Execution and Cache Performance of the Scheduled Dataflow Architecture

This paper presents an evaluation of our Scheduled Dataflow (SDF) Processor. Recent focus in the field of new processor architectures is mainly on VLIW (e.g. IA-64), superscalar and superspeculative architectures. This trend allows for better performance at the expense of an increased hardware complexity and a brute-force solution to the memory-wall problem. Our research substantially deviates from this trend by exploring a simpler, yet powerful execution paradigm that is based on dataflow concepts. A program is partitioned into functional execution threads, which are perfectly suited for our non-blocking multithreaded architecture. In addition, all memory accesses are decoupled from the thread's execution. Data is pre-loaded into the thread's context (registers), and all results are post-stored after the completion of the thread's execution.

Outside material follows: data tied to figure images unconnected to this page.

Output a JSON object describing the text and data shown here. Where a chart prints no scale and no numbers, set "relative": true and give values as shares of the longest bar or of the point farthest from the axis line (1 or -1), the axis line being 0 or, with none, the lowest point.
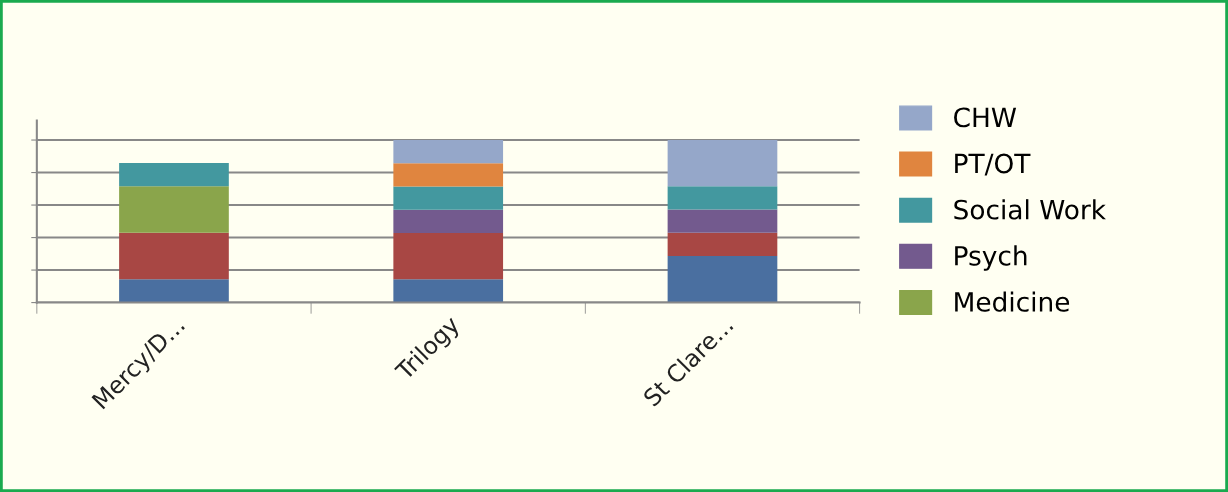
{
  "chart_data": {
    "type": "bar",
    "stacked": true,
    "relative": true,
    "grid": "y",
    "legend": "right",
    "categories": [
      "Mercy/D...",
      "Trilogy",
      "St Clare..."
    ],
    "series": [
      {
        "color": "#4a6fa0",
        "values": [
          0.143,
          0.143,
          0.286
        ]
      },
      {
        "color": "#a84744",
        "values": [
          0.286,
          0.285,
          0.143
        ]
      },
      {
        "name": "Medicine",
        "color": "#8aa54b",
        "values": [
          0.286,
          null,
          null
        ]
      },
      {
        "name": "Psych",
        "color": "#735a8e",
        "values": [
          null,
          0.143,
          0.143
        ]
      },
      {
        "name": "Social Work",
        "color": "#43989f",
        "values": [
          0.143,
          0.143,
          0.143
        ]
      },
      {
        "name": "PT/OT",
        "color": "#e0853f",
        "values": [
          null,
          0.143,
          null
        ]
      },
      {
        "name": "CHW",
        "color": "#95a7c9",
        "values": [
          null,
          0.143,
          0.285
        ]
      }
    ]
  }
}
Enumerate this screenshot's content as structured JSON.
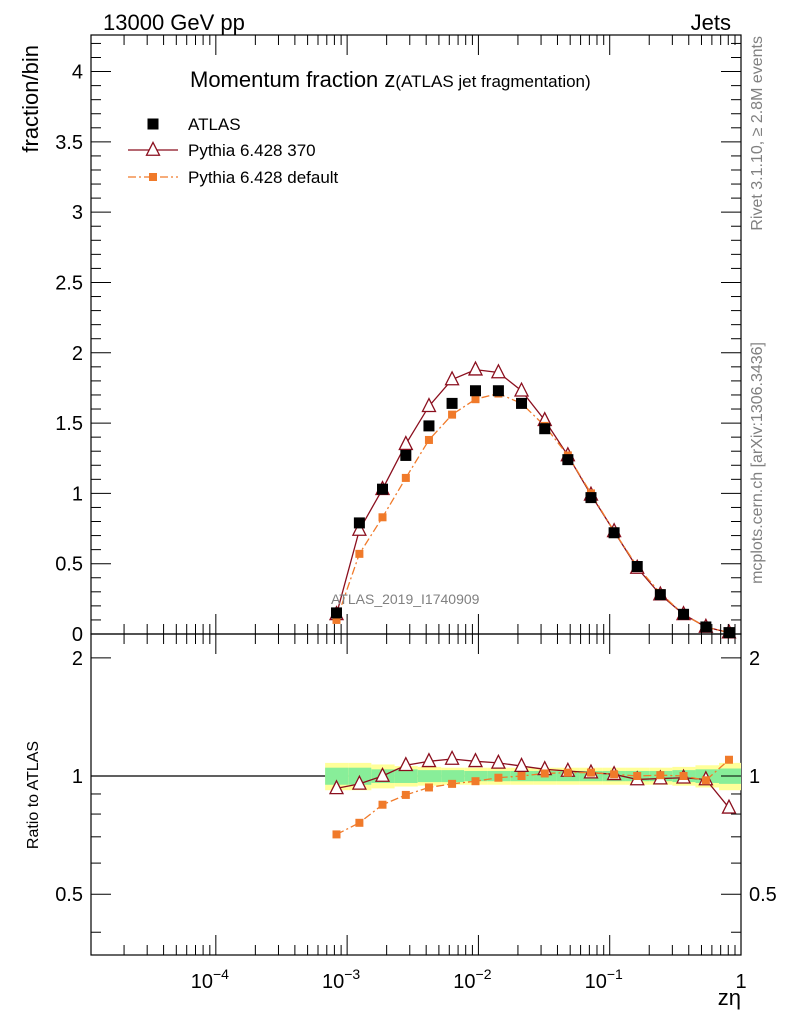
{
  "chart_data": {
    "type": "scatter",
    "header_left": "13000 GeV pp",
    "header_right": "Jets",
    "title_main": "Momentum fraction z",
    "title_sub": "(ATLAS jet fragmentation)",
    "ylabel": "fraction/bin",
    "ratio_ylabel": "Ratio to ATLAS",
    "xlabel": "zη",
    "side_label_top": "Rivet 3.1.10, ≥ 2.8M events",
    "side_label_bottom": "mcplots.cern.ch [arXiv:1306.3436]",
    "watermark": "ATLAS_2019_I1740909",
    "x_scale": "log",
    "xlim": [
      1.12e-05,
      1.0
    ],
    "ylim": [
      0,
      4.26
    ],
    "ratio_ylim": [
      0.35,
      2.3
    ],
    "yticks": [
      0,
      0.5,
      1,
      1.5,
      2,
      2.5,
      3,
      3.5,
      4
    ],
    "ytick_labels": [
      "0",
      "0.5",
      "1",
      "1.5",
      "2",
      "2.5",
      "3",
      "3.5",
      "4"
    ],
    "ratio_yticks": [
      0.5,
      1,
      2
    ],
    "ratio_ytick_labels": [
      "0.5",
      "1",
      "2"
    ],
    "xtick_labels": [
      {
        "base": "10",
        "exp": "−4",
        "value": 0.0001
      },
      {
        "base": "10",
        "exp": "−3",
        "value": 0.001
      },
      {
        "base": "10",
        "exp": "−2",
        "value": 0.01
      },
      {
        "base": "10",
        "exp": "−1",
        "value": 0.1
      },
      {
        "base": "1",
        "exp": "",
        "value": 1
      }
    ],
    "x": [
      0.00083,
      0.00124,
      0.00186,
      0.0028,
      0.0042,
      0.0063,
      0.0095,
      0.0142,
      0.0213,
      0.032,
      0.048,
      0.072,
      0.108,
      0.162,
      0.243,
      0.365,
      0.54,
      0.81
    ],
    "bin_edges": [
      0.00068,
      0.00102,
      0.00153,
      0.0023,
      0.00345,
      0.0052,
      0.0078,
      0.0117,
      0.0175,
      0.0263,
      0.0394,
      0.059,
      0.0886,
      0.133,
      0.2,
      0.3,
      0.45,
      0.68,
      1.0
    ],
    "band_inner": [
      0.05,
      0.05,
      0.04,
      0.04,
      0.035,
      0.035,
      0.03,
      0.03,
      0.03,
      0.03,
      0.03,
      0.03,
      0.03,
      0.03,
      0.03,
      0.035,
      0.04,
      0.045
    ],
    "band_outer": [
      0.08,
      0.08,
      0.07,
      0.06,
      0.055,
      0.05,
      0.05,
      0.05,
      0.05,
      0.05,
      0.05,
      0.05,
      0.05,
      0.05,
      0.05,
      0.055,
      0.065,
      0.08
    ],
    "series": [
      {
        "name": "ATLAS",
        "role": "data",
        "color": "#000000",
        "marker": "square",
        "values": [
          0.15,
          0.79,
          1.03,
          1.27,
          1.48,
          1.64,
          1.73,
          1.73,
          1.64,
          1.46,
          1.24,
          0.97,
          0.72,
          0.48,
          0.28,
          0.14,
          0.05,
          0.01
        ]
      },
      {
        "name": "Pythia 6.428 370",
        "role": "mc",
        "color": "#8b0f1e",
        "marker": "triangle",
        "line": "solid",
        "values": [
          0.14,
          0.74,
          1.03,
          1.35,
          1.62,
          1.81,
          1.88,
          1.86,
          1.73,
          1.52,
          1.27,
          0.99,
          0.73,
          0.47,
          0.28,
          0.14,
          0.05,
          0.01
        ],
        "ratio": [
          0.93,
          0.955,
          1.0,
          1.065,
          1.09,
          1.105,
          1.09,
          1.08,
          1.06,
          1.04,
          1.03,
          1.02,
          1.01,
          0.98,
          0.985,
          0.99,
          0.98,
          0.83
        ]
      },
      {
        "name": "Pythia 6.428 default",
        "role": "mc",
        "color": "#f07a2a",
        "marker": "square-small",
        "line": "dashdot",
        "values": [
          0.1,
          0.57,
          0.83,
          1.11,
          1.38,
          1.56,
          1.67,
          1.71,
          1.64,
          1.48,
          1.27,
          1.0,
          0.73,
          0.48,
          0.29,
          0.14,
          0.05,
          0.01
        ],
        "ratio": [
          0.71,
          0.76,
          0.845,
          0.895,
          0.935,
          0.955,
          0.97,
          0.99,
          1.0,
          1.015,
          1.02,
          1.02,
          1.01,
          1.0,
          1.005,
          1.0,
          0.975,
          1.1
        ]
      }
    ],
    "colors": {
      "band_inner": "#88ee99",
      "band_outer": "#ffff99",
      "axis": "#000000"
    }
  }
}
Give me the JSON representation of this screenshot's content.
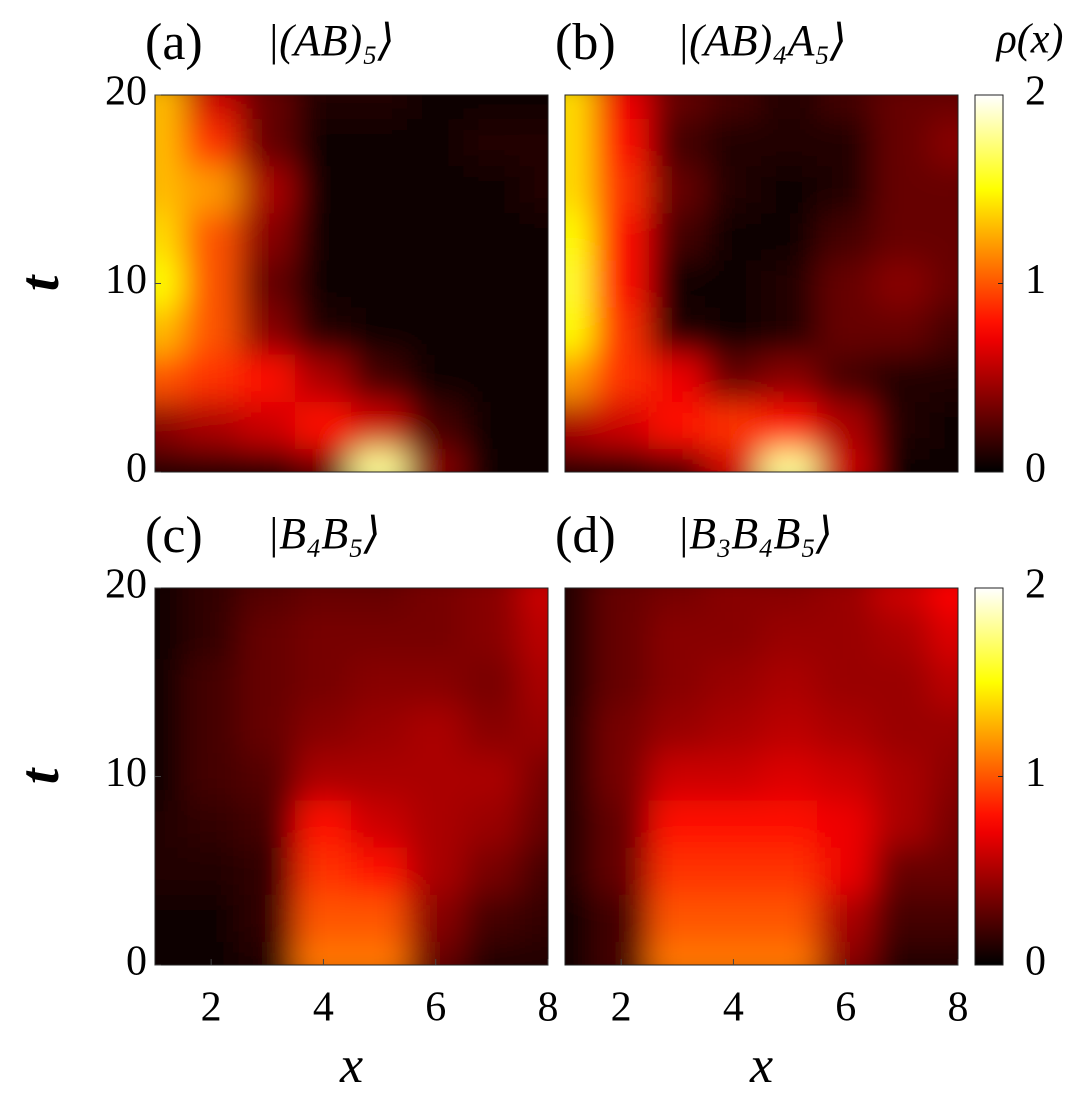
{
  "chart_data": [
    {
      "type": "heatmap",
      "label": "(a)",
      "title": "|(AB)₅⟩",
      "ylabel": "t",
      "x": [
        1,
        2,
        3,
        4,
        5,
        6,
        7,
        8
      ],
      "y": [
        0,
        2.5,
        5,
        7.5,
        10,
        12.5,
        15,
        17.5,
        20
      ],
      "xlim": [
        1,
        8
      ],
      "ylim": [
        0,
        20
      ],
      "yticks": [
        0,
        10,
        20
      ],
      "colormap": "hot",
      "clim": [
        0,
        2
      ],
      "values": [
        [
          0.1,
          0.1,
          0.1,
          0.3,
          1.8,
          0.4,
          0.05,
          0.05
        ],
        [
          0.4,
          0.5,
          0.6,
          0.8,
          0.6,
          0.2,
          0.05,
          0.05
        ],
        [
          1.0,
          0.9,
          0.8,
          0.5,
          0.2,
          0.05,
          0.03,
          0.03
        ],
        [
          1.3,
          1.0,
          0.4,
          0.1,
          0.05,
          0.03,
          0.02,
          0.02
        ],
        [
          1.5,
          1.0,
          0.3,
          0.05,
          0.02,
          0.02,
          0.02,
          0.02
        ],
        [
          1.4,
          1.0,
          0.4,
          0.05,
          0.02,
          0.02,
          0.02,
          0.02
        ],
        [
          1.3,
          1.2,
          0.5,
          0.05,
          0.02,
          0.02,
          0.05,
          0.1
        ],
        [
          1.3,
          0.9,
          0.3,
          0.05,
          0.05,
          0.05,
          0.1,
          0.1
        ],
        [
          1.3,
          0.6,
          0.3,
          0.1,
          0.1,
          0.05,
          0.05,
          0.05
        ]
      ]
    },
    {
      "type": "heatmap",
      "label": "(b)",
      "title": "|(AB)₄A₅⟩",
      "x": [
        1,
        2,
        3,
        4,
        5,
        6,
        7,
        8
      ],
      "y": [
        0,
        2.5,
        5,
        7.5,
        10,
        12.5,
        15,
        17.5,
        20
      ],
      "xlim": [
        1,
        8
      ],
      "ylim": [
        0,
        20
      ],
      "colormap": "hot",
      "clim": [
        0,
        2
      ],
      "colorbar": {
        "label": "ρ(x)",
        "ticks": [
          0,
          1,
          2
        ]
      },
      "values": [
        [
          0.1,
          0.1,
          0.2,
          0.6,
          1.8,
          0.6,
          0.05,
          0.05
        ],
        [
          0.5,
          0.6,
          0.8,
          0.9,
          0.8,
          0.5,
          0.1,
          0.05
        ],
        [
          1.2,
          0.9,
          0.7,
          0.3,
          0.4,
          0.2,
          0.1,
          0.1
        ],
        [
          1.5,
          0.9,
          0.1,
          0.05,
          0.1,
          0.3,
          0.3,
          0.2
        ],
        [
          1.6,
          0.8,
          0.05,
          0.05,
          0.1,
          0.3,
          0.4,
          0.3
        ],
        [
          1.5,
          0.8,
          0.2,
          0.05,
          0.05,
          0.2,
          0.3,
          0.3
        ],
        [
          1.4,
          0.9,
          0.3,
          0.1,
          0.05,
          0.1,
          0.3,
          0.3
        ],
        [
          1.4,
          0.8,
          0.2,
          0.1,
          0.1,
          0.1,
          0.3,
          0.4
        ],
        [
          1.4,
          0.7,
          0.3,
          0.2,
          0.1,
          0.2,
          0.3,
          0.3
        ]
      ]
    },
    {
      "type": "heatmap",
      "label": "(c)",
      "title": "|B₄B₅⟩",
      "xlabel": "x",
      "ylabel": "t",
      "x": [
        1,
        2,
        3,
        4,
        5,
        6,
        7,
        8
      ],
      "y": [
        0,
        2.5,
        5,
        7.5,
        10,
        12.5,
        15,
        17.5,
        20
      ],
      "xlim": [
        1,
        8
      ],
      "ylim": [
        0,
        20
      ],
      "xticks": [
        2,
        4,
        6,
        8
      ],
      "yticks": [
        0,
        10,
        20
      ],
      "colormap": "hot",
      "clim": [
        0,
        2
      ],
      "values": [
        [
          0.05,
          0.05,
          0.1,
          1.1,
          1.1,
          0.3,
          0.1,
          0.1
        ],
        [
          0.05,
          0.05,
          0.15,
          1.0,
          1.0,
          0.4,
          0.2,
          0.15
        ],
        [
          0.1,
          0.1,
          0.15,
          0.9,
          0.8,
          0.5,
          0.35,
          0.2
        ],
        [
          0.1,
          0.15,
          0.2,
          0.8,
          0.6,
          0.5,
          0.45,
          0.3
        ],
        [
          0.05,
          0.2,
          0.25,
          0.5,
          0.5,
          0.5,
          0.5,
          0.35
        ],
        [
          0.05,
          0.2,
          0.3,
          0.4,
          0.45,
          0.5,
          0.4,
          0.45
        ],
        [
          0.05,
          0.2,
          0.3,
          0.35,
          0.4,
          0.4,
          0.35,
          0.5
        ],
        [
          0.05,
          0.15,
          0.3,
          0.35,
          0.35,
          0.35,
          0.4,
          0.55
        ],
        [
          0.05,
          0.15,
          0.25,
          0.3,
          0.3,
          0.35,
          0.4,
          0.6
        ]
      ]
    },
    {
      "type": "heatmap",
      "label": "(d)",
      "title": "|B₃B₄B₅⟩",
      "xlabel": "x",
      "x": [
        1,
        2,
        3,
        4,
        5,
        6,
        7,
        8
      ],
      "y": [
        0,
        2.5,
        5,
        7.5,
        10,
        12.5,
        15,
        17.5,
        20
      ],
      "xlim": [
        1,
        8
      ],
      "ylim": [
        0,
        20
      ],
      "xticks": [
        2,
        4,
        6,
        8
      ],
      "colormap": "hot",
      "clim": [
        0,
        2
      ],
      "colorbar": {
        "ticks": [
          0,
          1,
          2
        ]
      },
      "values": [
        [
          0.05,
          0.2,
          1.1,
          1.1,
          1.1,
          0.4,
          0.1,
          0.1
        ],
        [
          0.05,
          0.2,
          1.0,
          1.0,
          1.0,
          0.5,
          0.2,
          0.2
        ],
        [
          0.1,
          0.3,
          0.9,
          0.9,
          0.9,
          0.7,
          0.3,
          0.3
        ],
        [
          0.1,
          0.3,
          0.8,
          0.8,
          0.8,
          0.7,
          0.5,
          0.35
        ],
        [
          0.1,
          0.35,
          0.6,
          0.6,
          0.65,
          0.6,
          0.5,
          0.4
        ],
        [
          0.1,
          0.35,
          0.45,
          0.5,
          0.55,
          0.5,
          0.45,
          0.45
        ],
        [
          0.1,
          0.3,
          0.4,
          0.45,
          0.5,
          0.45,
          0.45,
          0.55
        ],
        [
          0.1,
          0.3,
          0.4,
          0.4,
          0.45,
          0.45,
          0.5,
          0.65
        ],
        [
          0.1,
          0.3,
          0.35,
          0.4,
          0.4,
          0.45,
          0.6,
          0.75
        ]
      ]
    }
  ]
}
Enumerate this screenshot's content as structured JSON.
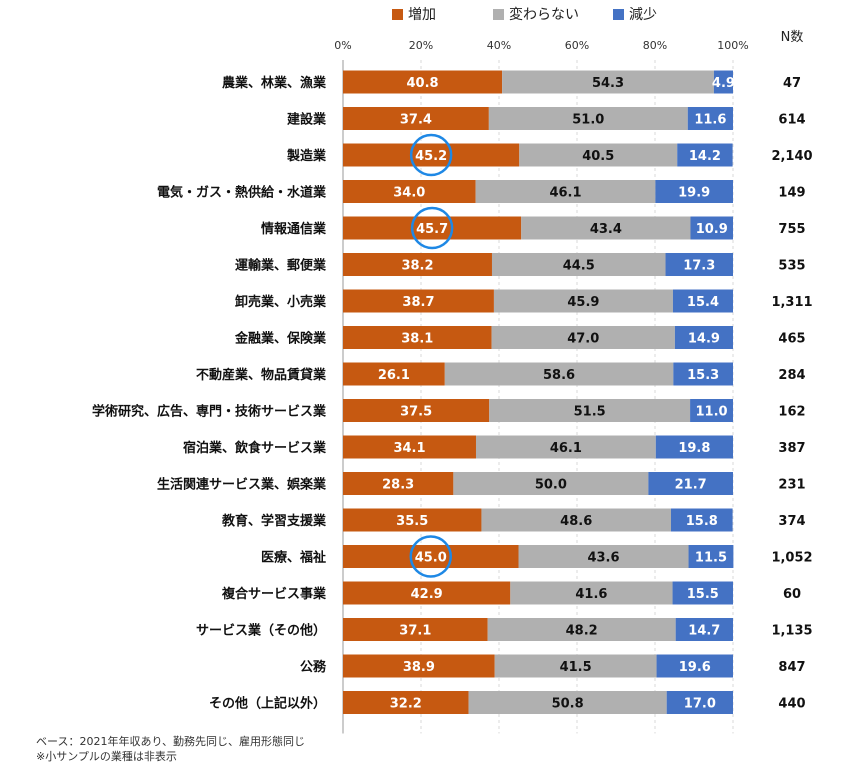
{
  "chart_data": {
    "type": "bar",
    "stacked": true,
    "orientation": "horizontal",
    "legend": [
      {
        "name": "増加",
        "color": "#c65911"
      },
      {
        "name": "変わらない",
        "color": "#b0b0b0"
      },
      {
        "name": "減少",
        "color": "#4472c4"
      }
    ],
    "legend_position": "top",
    "n_header": "N数",
    "xlim": [
      0,
      100
    ],
    "xticks": [
      "0%",
      "20%",
      "40%",
      "60%",
      "80%",
      "100%"
    ],
    "categories": [
      "農業、林業、漁業",
      "建設業",
      "製造業",
      "電気・ガス・熱供給・水道業",
      "情報通信業",
      "運輸業、郵便業",
      "卸売業、小売業",
      "金融業、保険業",
      "不動産業、物品賃貸業",
      "学術研究、広告、専門・技術サービス業",
      "宿泊業、飲食サービス業",
      "生活関連サービス業、娯楽業",
      "教育、学習支援業",
      "医療、福祉",
      "複合サービス事業",
      "サービス業（その他）",
      "公務",
      "その他（上記以外）"
    ],
    "series": [
      {
        "name": "増加",
        "values": [
          40.8,
          37.4,
          45.2,
          34.0,
          45.7,
          38.2,
          38.7,
          38.1,
          26.1,
          37.5,
          34.1,
          28.3,
          35.5,
          45.0,
          42.9,
          37.1,
          38.9,
          32.2
        ]
      },
      {
        "name": "変わらない",
        "values": [
          54.3,
          51.0,
          40.5,
          46.1,
          43.4,
          44.5,
          45.9,
          47.0,
          58.6,
          51.5,
          46.1,
          50.0,
          48.6,
          43.6,
          41.6,
          48.2,
          41.5,
          50.8
        ]
      },
      {
        "name": "減少",
        "values": [
          4.9,
          11.6,
          14.2,
          19.9,
          10.9,
          17.3,
          15.4,
          14.9,
          15.3,
          11.0,
          19.8,
          21.7,
          15.8,
          11.5,
          15.5,
          14.7,
          19.6,
          17.0
        ]
      }
    ],
    "n_values": [
      "47",
      "614",
      "2,140",
      "149",
      "755",
      "535",
      "1,311",
      "465",
      "284",
      "162",
      "387",
      "231",
      "374",
      "1,052",
      "60",
      "1,135",
      "847",
      "440"
    ],
    "highlighted_categories": [
      "製造業",
      "情報通信業",
      "医療、福祉"
    ],
    "highlight_color": "#1e88e5",
    "grid": true
  },
  "footnotes": [
    "ベース：2021年年収あり、勤務先同じ、雇用形態同じ",
    "※小サンプルの業種は非表示"
  ]
}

The decoupling of memory accesses from thread execution requires a separate unit to perform the necessary pre-loads and post-stores, and to control the allocation of hardware thread contexts to enabled threads. The analytical analysis of our architecture showed that we could achieve a better performance than other classical dataflow architectures (i.e., ETS), hybrid models (e.g., EARTH) and decoupled multithreaded architectures (e.g., Rhamma processor). This paper analyzes the architecture using an instruction set level simulator for a variety of benchmark programs. We compared the execution cycles required for programs on SDF with the execution cycles required by the programs on DLX (or MIPS). Then we investigated the expected cache-memory performance by collecting address traces from programs and using a trace-driven cache simulator (Dinero-IV). We present these results in this paper.